Photo: Jack Culbertson/Getty Images

U.S. restaurants have been a beacon of hope in the moribund brick-and-mortar retail picture, but they now face trouble of their own, analysts at ratings agency S&P Global warn.

What's happening: "Already, cracks are showing across our rated restaurant universe," Diya G. Iyer, S&P's primary credit analyst, wrote in a note to clients Tuesday.

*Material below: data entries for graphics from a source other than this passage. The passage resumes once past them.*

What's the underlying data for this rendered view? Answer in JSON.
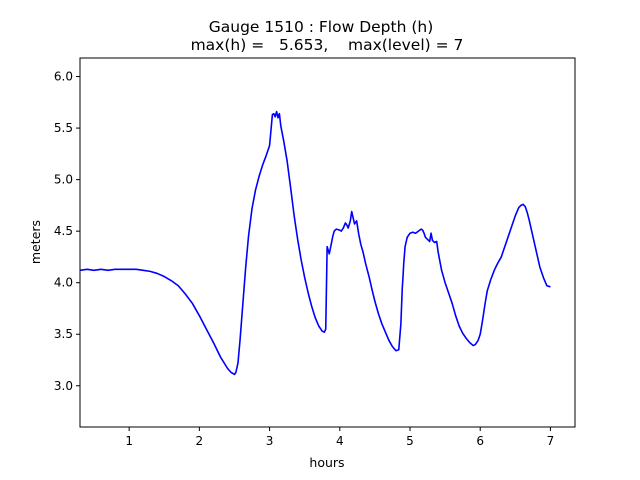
{
  "chart_data": {
    "type": "line",
    "title_line1": "Gauge 1510 : Flow Depth (h)",
    "title_line2": "max(h) =   5.653,    max(level) = 7",
    "xlabel": "hours",
    "ylabel": "meters",
    "xlim": [
      0.3,
      7.35
    ],
    "ylim": [
      2.6,
      6.18
    ],
    "xticks": [
      1,
      2,
      3,
      4,
      5,
      6,
      7
    ],
    "yticks": [
      3.0,
      3.5,
      4.0,
      4.5,
      5.0,
      5.5,
      6.0
    ],
    "xtick_labels": [
      "1",
      "2",
      "3",
      "4",
      "5",
      "6",
      "7"
    ],
    "ytick_labels": [
      "3.0",
      "3.5",
      "4.0",
      "4.5",
      "5.0",
      "5.5",
      "6.0"
    ],
    "grid": false,
    "series": [
      {
        "color": "#0000ff",
        "x": [
          0.3,
          0.4,
          0.5,
          0.6,
          0.7,
          0.8,
          0.9,
          1.0,
          1.1,
          1.2,
          1.3,
          1.4,
          1.5,
          1.6,
          1.7,
          1.8,
          1.9,
          2.0,
          2.1,
          2.2,
          2.3,
          2.4,
          2.45,
          2.5,
          2.52,
          2.55,
          2.58,
          2.62,
          2.66,
          2.7,
          2.75,
          2.8,
          2.85,
          2.9,
          2.95,
          3.0,
          3.02,
          3.04,
          3.06,
          3.08,
          3.1,
          3.12,
          3.14,
          3.16,
          3.2,
          3.25,
          3.3,
          3.35,
          3.4,
          3.45,
          3.5,
          3.55,
          3.6,
          3.65,
          3.7,
          3.75,
          3.78,
          3.8,
          3.82,
          3.85,
          3.88,
          3.9,
          3.92,
          3.95,
          4.0,
          4.02,
          4.05,
          4.08,
          4.1,
          4.12,
          4.15,
          4.17,
          4.19,
          4.21,
          4.24,
          4.27,
          4.3,
          4.33,
          4.37,
          4.42,
          4.46,
          4.5,
          4.55,
          4.6,
          4.65,
          4.7,
          4.75,
          4.8,
          4.84,
          4.87,
          4.89,
          4.9,
          4.91,
          4.93,
          4.96,
          5.0,
          5.04,
          5.08,
          5.12,
          5.16,
          5.18,
          5.2,
          5.22,
          5.25,
          5.28,
          5.3,
          5.32,
          5.35,
          5.38,
          5.4,
          5.45,
          5.5,
          5.55,
          5.6,
          5.65,
          5.7,
          5.75,
          5.8,
          5.85,
          5.9,
          5.93,
          5.97,
          6.0,
          6.03,
          6.07,
          6.1,
          6.15,
          6.2,
          6.25,
          6.3,
          6.35,
          6.4,
          6.45,
          6.5,
          6.55,
          6.58,
          6.61,
          6.64,
          6.67,
          6.7,
          6.75,
          6.8,
          6.85,
          6.9,
          6.95,
          7.0
        ],
        "y": [
          4.12,
          4.13,
          4.12,
          4.13,
          4.12,
          4.13,
          4.13,
          4.13,
          4.13,
          4.12,
          4.11,
          4.09,
          4.06,
          4.02,
          3.97,
          3.89,
          3.8,
          3.68,
          3.55,
          3.42,
          3.28,
          3.17,
          3.13,
          3.11,
          3.13,
          3.22,
          3.45,
          3.8,
          4.15,
          4.45,
          4.72,
          4.9,
          5.03,
          5.14,
          5.23,
          5.33,
          5.48,
          5.63,
          5.64,
          5.61,
          5.66,
          5.6,
          5.64,
          5.52,
          5.38,
          5.18,
          4.92,
          4.65,
          4.42,
          4.22,
          4.05,
          3.9,
          3.77,
          3.66,
          3.58,
          3.53,
          3.52,
          3.55,
          4.35,
          4.28,
          4.38,
          4.45,
          4.5,
          4.52,
          4.51,
          4.5,
          4.53,
          4.58,
          4.56,
          4.53,
          4.6,
          4.69,
          4.63,
          4.57,
          4.6,
          4.47,
          4.37,
          4.3,
          4.18,
          4.05,
          3.93,
          3.82,
          3.7,
          3.6,
          3.52,
          3.44,
          3.38,
          3.34,
          3.35,
          3.6,
          3.95,
          4.05,
          4.18,
          4.35,
          4.44,
          4.48,
          4.49,
          4.48,
          4.5,
          4.52,
          4.51,
          4.48,
          4.44,
          4.42,
          4.4,
          4.48,
          4.41,
          4.39,
          4.4,
          4.3,
          4.12,
          4.0,
          3.9,
          3.8,
          3.68,
          3.58,
          3.51,
          3.46,
          3.42,
          3.39,
          3.4,
          3.44,
          3.5,
          3.62,
          3.8,
          3.92,
          4.03,
          4.12,
          4.19,
          4.25,
          4.35,
          4.45,
          4.55,
          4.65,
          4.73,
          4.75,
          4.76,
          4.74,
          4.68,
          4.6,
          4.45,
          4.3,
          4.15,
          4.05,
          3.97,
          3.96
        ]
      }
    ]
  }
}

Iyer worries rising wages and increasing delivery costs will weigh on fast food restaurants while changing millennial dining preferences will hurt casual dining.

Details: Despite some improving brands, the rise of food halls and continued pressure on lower-income households this year will work against much of the fast casual and fast food sector, Iyer warns, where Pizza Hut, Wendy's and BossCo (parent of Checkers) have all been downgraded to CCC+ ratings with negative outlooks.

By the numbers:

  • "A new normal is unfolding," Iyer says, with U.S. restaurant sales increasing only 3.6% last year versus a compound annual growth rate of 6.4% between 1970 and 2019, according to the National Restaurant Association.
  • The most concerning development is that industry traffic hit a 9-year low with a 4% reduction in February, while the average cost of a check in restaurants hit a 10-year high, according to U.S. restaurant industry benchmarker MillerPulse.
  • Price increases look unsustainable given negative industry traffic since 2015.

Other worries:

  • Remodeling growth is expected to slow after years of capital spending on technology, especially in casual dining.
  • Restaurants will have to raise prices because of swine flu in China, which has slowed global pork supply.

Yes, but: S&P notes that there have been zero restaurant defaults in the last two years and only one a year in the years prior.

Watch this space: "We will continue to closely monitor refranchising efforts that McDonald's Corp., Wendy's, and other major players undertook in recent years," Iyer writes.

  • "The approach passes costs on to the franchise operators, improving margins and free cash flow generation at the franchisor level. But in our view, in some cases it causes potential for strife if mom-and-pop owners feel they shoulder too much expense to execute on the major transformations."